L’efficacité de cet outil a toutefois son revers. La création de parcs d’activités industrielles a en effet constitué la première cause d’artificialisation des sols au Pays basque entre 1987 et 2000 : 2 510,6 hectares ont ainsi été artificialisés pour des zones industrielles, commerciales ou de transport, contre 749,8 hectares pour les zones urbaines (Galarza et al., 2012). Vitoria-Gasteiz, ville verte reconnue, impose des exigences d’aménagement aux zones industrielles, telles qu’un pourcentage minimal de zones vertes dans chaque parc industriel, ainsi que des espaces paysagers soignés comprenant jardins et arbres en bordure des parcelles. Par ailleurs, les agences de développement, telles que AAD ou Gilsa, imposent des ordonnances de construction qui limitent la surface bâtie afin de maîtriser la consommation foncière. Par exemple, dans le parc industriel de Júndiz, seulement 65 % de la surface peut être construite, garantissant le maintien d’espaces non bâtis. Toutefois, une entreprise nous a précisé qu’il n’existait pas de système de recyclage au sein de la zone puisque cette dernière était pas à vocation résidentielle. Ce manque de continuité dans l’accompagnement public révèle une limite quant à la gestion raisonnée des espaces fonciers et urbains.

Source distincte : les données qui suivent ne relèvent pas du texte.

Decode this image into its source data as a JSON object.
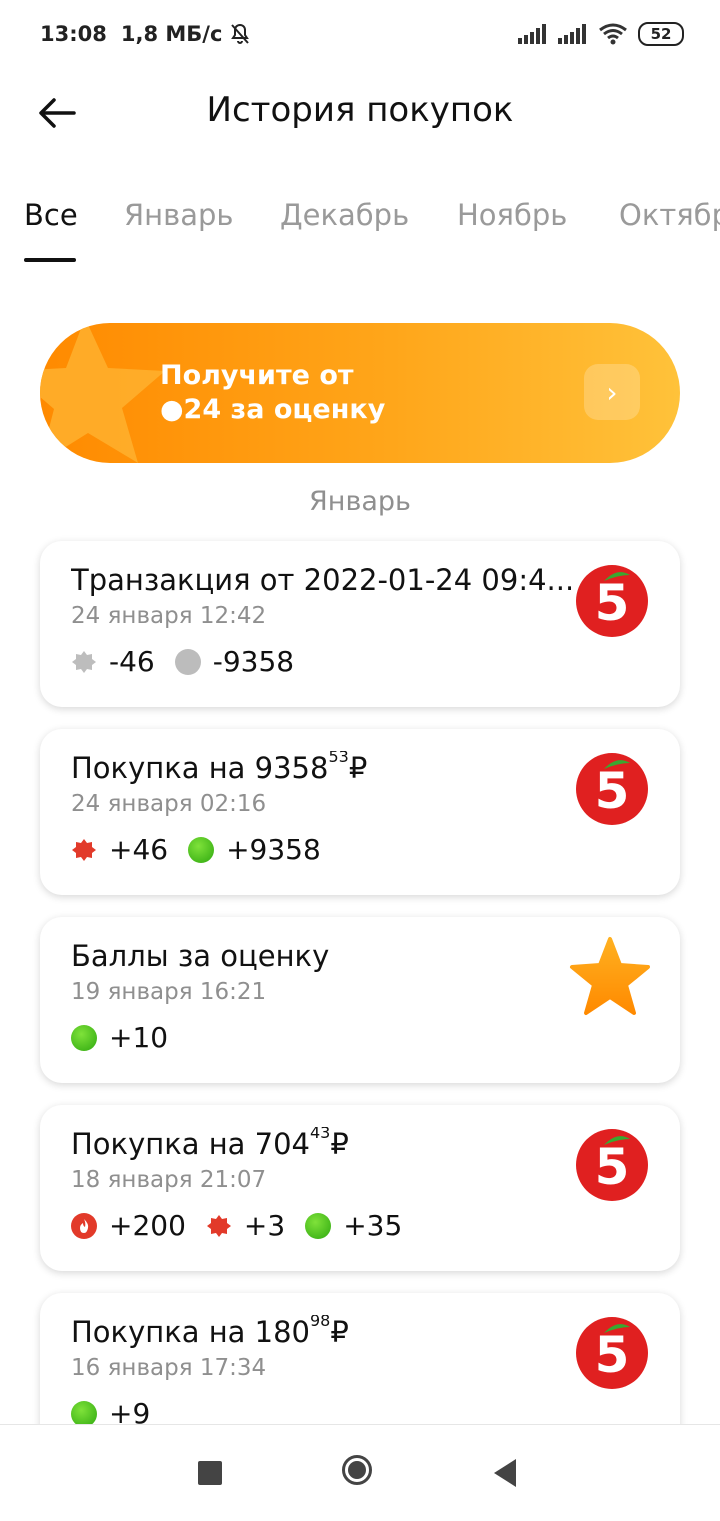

Enfin, la gestion du foncier ne peut pas être déconnectée de la politique locale de mobilité. Aujourd’hui, la majorité des 37 000 travailleurs de ces zones d’activité résident à Vitoria-Gasteiz, et 87 % d’entre eux utilisent leur véhicule personnel pour se rendre sur leur lieu de travail. Le plan de mobilité des polygones industriels (PMPI) de 2025 prévoit d’améliorer la durabilité des déplacements professionnels au sein des huit zones industrielles de la ville : développement d’infrastructures cyclables reliant les zones d’activités aux quartiers résidentiels, plans de mobilité propres à chaque entreprise, systèmes de covoiturage, lignes de transports en commun adaptées aux horaires de travail, ou encore révision des espaces de stationnement. Le PMPI a comme ambition de renverser la logique usuelle, selon laquelle les déplacements domicile-travail relèvent de la seule responsabilité individuelle. C’est pour cela que son élaboration a relevé d’un processus participatif (cf. encadré). Ce plan s’inscrit dans la continuité du plan de mobilité soutenable et de l’espace public (PMSEP) révisé en 2018 à horizon 2025. Il complète également d’autres initiatives locales telles que le plan spécifique de mobilité de la zone industrielle de Júndiz, approuvé en 2016.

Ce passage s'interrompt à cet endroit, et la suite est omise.